Three years after the release of the first image of a black hole captured in another galaxy, astronomers are revealing the first image of what is believed to be the black hole at the center of our own galaxy.
Sagittarius A* (or Sgr A*, pronounced A-star) is an object 27,000 light-years from Earth that is four million times more massive than the Sun. The image of the object was created by the Event Horizon Telescope Collaboration based on eight radio telescopes around Earth.
While the black hole itself is just darkness, the image produced depicts glowing gas and light bending around the gravitational pull of the black hole.
In 2019, the EHT Collaboration published the first-ever image of a black hole captured even further away in the Messier 87 galaxy. Scientists are now comparing the two images and remarking on the similarities despite M87*, the first black hole captured, being over a thousand times larger and more massive.
“This tells us that General Relativity governs these objects up close, and any differences we see further away must be due to differences in the material that surrounds the black holes,” says Sera Markoff, Co-Chair of the EHT Science Council and a professor of theoretical astrophysics at the University of Amsterdam, the Netherlands.

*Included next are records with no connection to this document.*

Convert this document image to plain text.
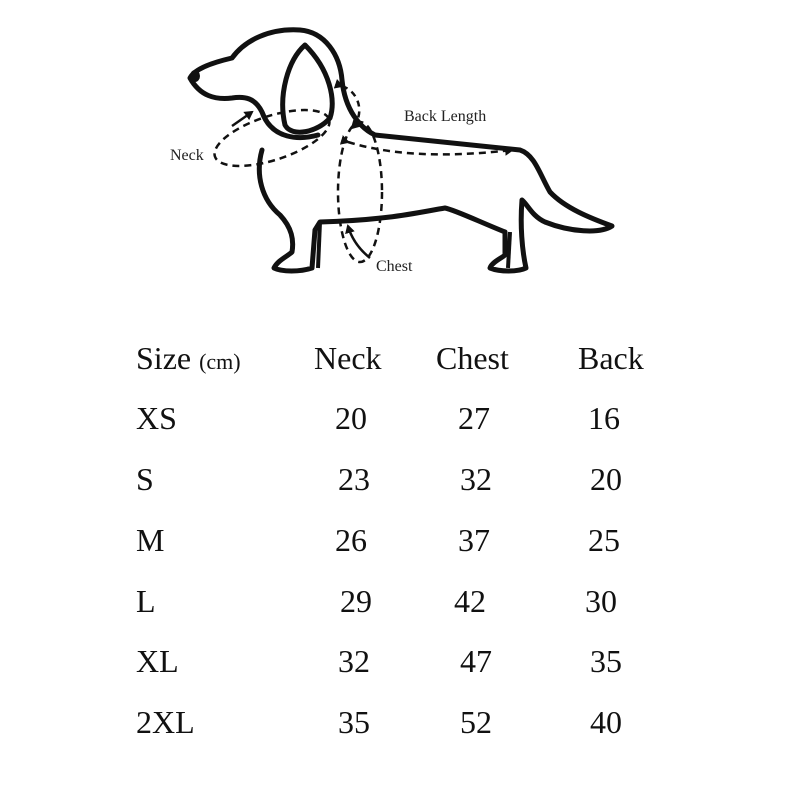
Neck
Back Length
Chest
Size (cm) Neck Chest Back
XS	20	27	16
S	23	32	20
M	26	37	25
L	29	42	30
XL	32	47	35
2XL	35	52	40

That size difference also made it more challenging to capture Sagittarius A* compared to M87* despite it being closer. While the gas that orbits each black hole travels at around the same speed, the gas has a much larger path to travel around the much larger black hole.
“The gas in the vicinity of the black holes moves at the same speed — nearly as fast as light — around both Sgr A* and M87*,” says Chi-kwan (‘CK’) Chan, from Steward Observatory and Department of Astronomy and the Data Science Institute of the University of Arizona. “But where gas takes days to weeks to orbit the larger M87*, in the much smaller Sgr A* it completes an orbit in mere minutes. This means the brightness and pattern of the gas around Sgr A* was changing rapidly as the EHT Collaboration was observing it — a bit like trying to take a clear picture of a puppy quickly chasing its tail.”
Aside from the general cool factor of having a second image of a black hole (and first within our own galaxy), the expanded data set allows scientists to study the differences and similarities of how gas behaves around each supermassive black hole. Ultimately, this could inform our understanding of how galaxies are formed and evolve.